L’acte qui suit est extrait des Archives Départementales du Maine-et-Loire, série 5E90-369 – Voici la retranscription intégrale de l’acte, avec mes commentaires en italique : Le 13 mars 1656 après midy, devant nous Nicolas Bellanger notaire royal à Angers résidant aux Ponts de Cé furent présents establis et duments soumis chacuns d’honneste homme François Duchesne marchand maistre boucher d’une part,
et honneste homme Charles Marchais marchand tanneur demeurant en le lieu des Ponts de cé paroisse St Maurille d’autre part

    Voir ma page sur les tanneurs

entre lesquels a esté faict le marché tel que s’ensuit, c’est à scavoir que ledit Duchesne a vendu et par ces présentes vend et promet livrer en sa maison en cedit lieu audit Marchais toutes et chacunes les peaux de bœufs, vaches et veaux qu’il habillera ou fera habiller à commencer du jour et feste de Pasques prochain jusqu’au mardy gras ensuivant

HABILLER se dit en parlant De certains animaux qu’on écorche & qu’on vide pour les mettre en état de pouvoir être accommodés à la cuisine. Habiller un veau, un mouton, un lapin. On dit aussi, Habiller une carpe (Dict. Académie française, 4th Edition, 1762)

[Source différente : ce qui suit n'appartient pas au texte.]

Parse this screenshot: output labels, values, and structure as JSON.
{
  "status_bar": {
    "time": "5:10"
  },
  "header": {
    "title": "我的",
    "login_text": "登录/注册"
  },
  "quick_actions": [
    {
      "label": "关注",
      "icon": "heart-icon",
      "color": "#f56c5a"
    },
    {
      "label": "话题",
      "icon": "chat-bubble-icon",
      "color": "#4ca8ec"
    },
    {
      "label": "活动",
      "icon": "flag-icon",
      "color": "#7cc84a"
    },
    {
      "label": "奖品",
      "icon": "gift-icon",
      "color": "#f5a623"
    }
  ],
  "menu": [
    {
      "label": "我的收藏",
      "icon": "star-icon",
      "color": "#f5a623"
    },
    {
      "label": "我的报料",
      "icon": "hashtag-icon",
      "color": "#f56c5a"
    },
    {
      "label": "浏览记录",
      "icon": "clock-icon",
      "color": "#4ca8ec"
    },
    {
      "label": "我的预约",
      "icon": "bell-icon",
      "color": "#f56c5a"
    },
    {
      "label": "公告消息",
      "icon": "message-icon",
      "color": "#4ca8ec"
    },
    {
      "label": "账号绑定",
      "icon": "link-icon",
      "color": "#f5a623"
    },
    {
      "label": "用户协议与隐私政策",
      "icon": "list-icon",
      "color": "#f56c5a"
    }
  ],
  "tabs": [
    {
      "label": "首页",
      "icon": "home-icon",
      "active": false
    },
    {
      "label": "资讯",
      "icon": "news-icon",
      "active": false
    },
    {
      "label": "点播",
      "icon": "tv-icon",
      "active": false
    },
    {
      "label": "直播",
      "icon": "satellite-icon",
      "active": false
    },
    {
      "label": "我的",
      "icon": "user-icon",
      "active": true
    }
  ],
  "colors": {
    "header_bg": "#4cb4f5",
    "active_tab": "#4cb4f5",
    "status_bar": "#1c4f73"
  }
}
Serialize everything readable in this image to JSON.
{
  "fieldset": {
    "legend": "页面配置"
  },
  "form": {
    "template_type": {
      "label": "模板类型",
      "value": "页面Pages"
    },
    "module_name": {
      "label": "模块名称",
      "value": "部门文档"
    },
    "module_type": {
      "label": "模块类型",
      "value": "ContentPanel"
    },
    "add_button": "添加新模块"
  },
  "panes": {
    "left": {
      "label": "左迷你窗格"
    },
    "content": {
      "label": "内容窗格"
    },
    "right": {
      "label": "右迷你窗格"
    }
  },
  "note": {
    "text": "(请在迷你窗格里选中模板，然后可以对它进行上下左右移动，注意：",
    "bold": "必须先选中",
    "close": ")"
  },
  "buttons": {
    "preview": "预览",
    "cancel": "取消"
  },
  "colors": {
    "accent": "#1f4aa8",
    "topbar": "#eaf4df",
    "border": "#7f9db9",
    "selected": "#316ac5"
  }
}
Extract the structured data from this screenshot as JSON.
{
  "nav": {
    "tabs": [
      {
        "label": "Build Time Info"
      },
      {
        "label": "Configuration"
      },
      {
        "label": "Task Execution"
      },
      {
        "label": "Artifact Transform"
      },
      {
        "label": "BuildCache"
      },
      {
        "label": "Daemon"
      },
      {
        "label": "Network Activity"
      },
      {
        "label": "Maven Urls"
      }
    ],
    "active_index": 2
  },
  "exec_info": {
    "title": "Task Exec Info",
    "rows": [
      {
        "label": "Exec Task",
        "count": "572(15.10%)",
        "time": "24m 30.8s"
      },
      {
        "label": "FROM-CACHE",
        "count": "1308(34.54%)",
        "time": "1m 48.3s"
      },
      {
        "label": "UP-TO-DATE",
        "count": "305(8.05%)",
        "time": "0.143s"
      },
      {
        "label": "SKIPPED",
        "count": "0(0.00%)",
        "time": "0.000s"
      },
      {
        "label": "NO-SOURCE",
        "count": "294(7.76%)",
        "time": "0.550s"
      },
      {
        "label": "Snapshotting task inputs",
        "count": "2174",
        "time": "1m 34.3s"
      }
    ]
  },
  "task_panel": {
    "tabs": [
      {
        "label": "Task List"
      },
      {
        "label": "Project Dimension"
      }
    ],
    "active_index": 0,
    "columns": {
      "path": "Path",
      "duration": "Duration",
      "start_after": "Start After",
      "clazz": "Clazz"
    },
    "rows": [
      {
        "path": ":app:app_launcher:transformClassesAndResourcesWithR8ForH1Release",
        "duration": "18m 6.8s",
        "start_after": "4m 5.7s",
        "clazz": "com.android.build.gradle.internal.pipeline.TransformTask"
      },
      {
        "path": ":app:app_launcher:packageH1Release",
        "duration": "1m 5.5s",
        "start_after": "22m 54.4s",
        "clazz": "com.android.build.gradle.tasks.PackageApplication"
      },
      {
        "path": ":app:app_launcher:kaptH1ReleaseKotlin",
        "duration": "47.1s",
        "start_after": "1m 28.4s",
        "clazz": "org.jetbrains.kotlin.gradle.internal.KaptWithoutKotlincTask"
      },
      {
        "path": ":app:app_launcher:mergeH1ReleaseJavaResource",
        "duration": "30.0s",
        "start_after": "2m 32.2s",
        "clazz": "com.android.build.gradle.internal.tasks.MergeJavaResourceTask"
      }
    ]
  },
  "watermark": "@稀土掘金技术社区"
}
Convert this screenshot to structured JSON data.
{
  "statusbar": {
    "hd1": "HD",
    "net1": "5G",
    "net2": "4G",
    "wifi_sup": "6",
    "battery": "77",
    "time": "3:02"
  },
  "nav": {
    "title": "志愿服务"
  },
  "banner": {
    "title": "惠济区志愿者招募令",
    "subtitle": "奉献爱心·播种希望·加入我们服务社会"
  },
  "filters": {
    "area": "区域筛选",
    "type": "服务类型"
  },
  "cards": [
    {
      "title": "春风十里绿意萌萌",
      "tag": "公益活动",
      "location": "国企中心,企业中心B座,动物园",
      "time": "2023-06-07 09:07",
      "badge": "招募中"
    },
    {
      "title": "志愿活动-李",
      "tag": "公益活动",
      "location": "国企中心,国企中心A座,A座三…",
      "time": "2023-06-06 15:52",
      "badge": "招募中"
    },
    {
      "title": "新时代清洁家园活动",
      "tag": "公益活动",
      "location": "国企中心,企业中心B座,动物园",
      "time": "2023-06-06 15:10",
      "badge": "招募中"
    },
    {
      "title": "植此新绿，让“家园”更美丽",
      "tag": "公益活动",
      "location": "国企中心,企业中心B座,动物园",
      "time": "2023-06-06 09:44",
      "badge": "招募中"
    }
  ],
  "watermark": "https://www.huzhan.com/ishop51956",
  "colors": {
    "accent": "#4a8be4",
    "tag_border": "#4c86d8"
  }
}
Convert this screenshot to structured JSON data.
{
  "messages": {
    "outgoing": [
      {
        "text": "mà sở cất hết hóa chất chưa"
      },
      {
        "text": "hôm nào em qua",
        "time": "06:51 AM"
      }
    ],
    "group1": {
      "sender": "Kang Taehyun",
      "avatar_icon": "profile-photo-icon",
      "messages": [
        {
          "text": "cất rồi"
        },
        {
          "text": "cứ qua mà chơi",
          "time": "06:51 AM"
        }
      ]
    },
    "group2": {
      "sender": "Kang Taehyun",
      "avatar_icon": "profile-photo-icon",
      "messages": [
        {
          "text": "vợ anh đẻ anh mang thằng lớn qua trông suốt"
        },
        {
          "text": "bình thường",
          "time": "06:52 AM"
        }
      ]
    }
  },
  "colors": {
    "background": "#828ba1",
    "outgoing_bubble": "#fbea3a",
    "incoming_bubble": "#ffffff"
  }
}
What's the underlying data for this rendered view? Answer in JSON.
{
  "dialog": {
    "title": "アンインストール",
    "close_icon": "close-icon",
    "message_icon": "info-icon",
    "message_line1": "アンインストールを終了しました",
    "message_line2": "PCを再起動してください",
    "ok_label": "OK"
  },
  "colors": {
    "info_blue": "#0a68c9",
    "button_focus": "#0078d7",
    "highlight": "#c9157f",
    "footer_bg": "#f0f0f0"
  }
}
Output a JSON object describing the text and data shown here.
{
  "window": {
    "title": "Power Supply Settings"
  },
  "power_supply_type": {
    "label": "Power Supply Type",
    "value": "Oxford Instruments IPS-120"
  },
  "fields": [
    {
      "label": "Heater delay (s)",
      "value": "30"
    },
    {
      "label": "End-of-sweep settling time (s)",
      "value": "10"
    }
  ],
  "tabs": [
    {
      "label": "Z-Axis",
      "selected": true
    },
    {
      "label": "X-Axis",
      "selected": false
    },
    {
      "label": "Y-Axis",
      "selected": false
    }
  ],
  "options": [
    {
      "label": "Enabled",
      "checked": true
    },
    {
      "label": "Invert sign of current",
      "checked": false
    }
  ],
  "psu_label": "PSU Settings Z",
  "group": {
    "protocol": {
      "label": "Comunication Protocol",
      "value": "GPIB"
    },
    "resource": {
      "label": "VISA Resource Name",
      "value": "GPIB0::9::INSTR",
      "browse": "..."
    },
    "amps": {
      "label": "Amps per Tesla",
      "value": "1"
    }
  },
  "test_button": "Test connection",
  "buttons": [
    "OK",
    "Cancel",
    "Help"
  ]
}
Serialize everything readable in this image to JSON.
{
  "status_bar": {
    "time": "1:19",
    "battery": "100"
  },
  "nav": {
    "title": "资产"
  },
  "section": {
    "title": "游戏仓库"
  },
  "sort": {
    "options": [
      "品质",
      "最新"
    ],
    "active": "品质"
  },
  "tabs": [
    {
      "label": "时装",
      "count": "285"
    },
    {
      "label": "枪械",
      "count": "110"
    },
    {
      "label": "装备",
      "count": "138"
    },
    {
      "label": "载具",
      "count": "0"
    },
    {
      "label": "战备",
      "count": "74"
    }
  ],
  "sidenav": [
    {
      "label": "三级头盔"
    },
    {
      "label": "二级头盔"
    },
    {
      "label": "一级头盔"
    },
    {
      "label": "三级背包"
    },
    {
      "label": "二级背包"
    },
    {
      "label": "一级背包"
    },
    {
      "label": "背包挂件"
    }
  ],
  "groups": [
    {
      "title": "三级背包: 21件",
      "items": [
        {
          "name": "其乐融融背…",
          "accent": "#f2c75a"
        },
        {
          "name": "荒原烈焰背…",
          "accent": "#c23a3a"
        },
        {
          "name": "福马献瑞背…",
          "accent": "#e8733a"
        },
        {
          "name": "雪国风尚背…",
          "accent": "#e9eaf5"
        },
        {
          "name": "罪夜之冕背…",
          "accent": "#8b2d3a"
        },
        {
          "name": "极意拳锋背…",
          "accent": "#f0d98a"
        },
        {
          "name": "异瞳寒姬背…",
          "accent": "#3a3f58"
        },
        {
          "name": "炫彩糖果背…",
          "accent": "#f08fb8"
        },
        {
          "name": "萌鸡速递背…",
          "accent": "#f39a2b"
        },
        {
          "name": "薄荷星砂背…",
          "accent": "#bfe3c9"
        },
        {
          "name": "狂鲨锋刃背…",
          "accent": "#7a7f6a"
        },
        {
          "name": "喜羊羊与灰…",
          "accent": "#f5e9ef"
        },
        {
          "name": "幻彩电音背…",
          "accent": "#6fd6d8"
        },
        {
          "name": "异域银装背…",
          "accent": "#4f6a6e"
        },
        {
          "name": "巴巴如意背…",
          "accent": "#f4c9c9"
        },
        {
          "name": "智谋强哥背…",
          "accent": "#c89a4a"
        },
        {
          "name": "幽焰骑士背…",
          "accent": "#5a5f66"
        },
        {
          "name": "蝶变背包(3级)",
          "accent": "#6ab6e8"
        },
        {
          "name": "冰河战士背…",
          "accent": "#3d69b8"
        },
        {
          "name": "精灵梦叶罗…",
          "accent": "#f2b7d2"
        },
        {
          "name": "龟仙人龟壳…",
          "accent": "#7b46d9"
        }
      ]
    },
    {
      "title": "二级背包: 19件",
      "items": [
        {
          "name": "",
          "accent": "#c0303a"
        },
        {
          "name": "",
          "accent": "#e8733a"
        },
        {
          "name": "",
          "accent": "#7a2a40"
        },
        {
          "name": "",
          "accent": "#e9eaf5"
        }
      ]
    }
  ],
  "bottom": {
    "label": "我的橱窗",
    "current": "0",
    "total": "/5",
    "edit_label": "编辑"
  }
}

ce marché fait pour en payer et bailler par ledit Marchais audit Duchesne scavoir pous chascunes douzaines de peaux desdites vaches en poil, à raison de treize pour douze, la somme de cent livres tz,

    treize à la douzaine : très ancienne pratique commerciale, que je rencontre toujours dans les marchés de vente. Surtout n’allez pas sur le Net, on ne vous remonte pas si haut que moi cette charmante expression !

et en cas qu’il habille des thores en passera trois peaux d’icelles pour deux desdites peaux de vaches, et les peaux des thores qui auront poussé deux grandes dents de lait passeront pour peaux de vaches suivant la coustume de ce pays

    la thore, ou taure, est la génisse, qui est la jeune vache n’ayant pas encore eu de veau. L’acte précise comment on distingue alors, selon la coutume, la peau de taure de peau de vache, par les dents de lait.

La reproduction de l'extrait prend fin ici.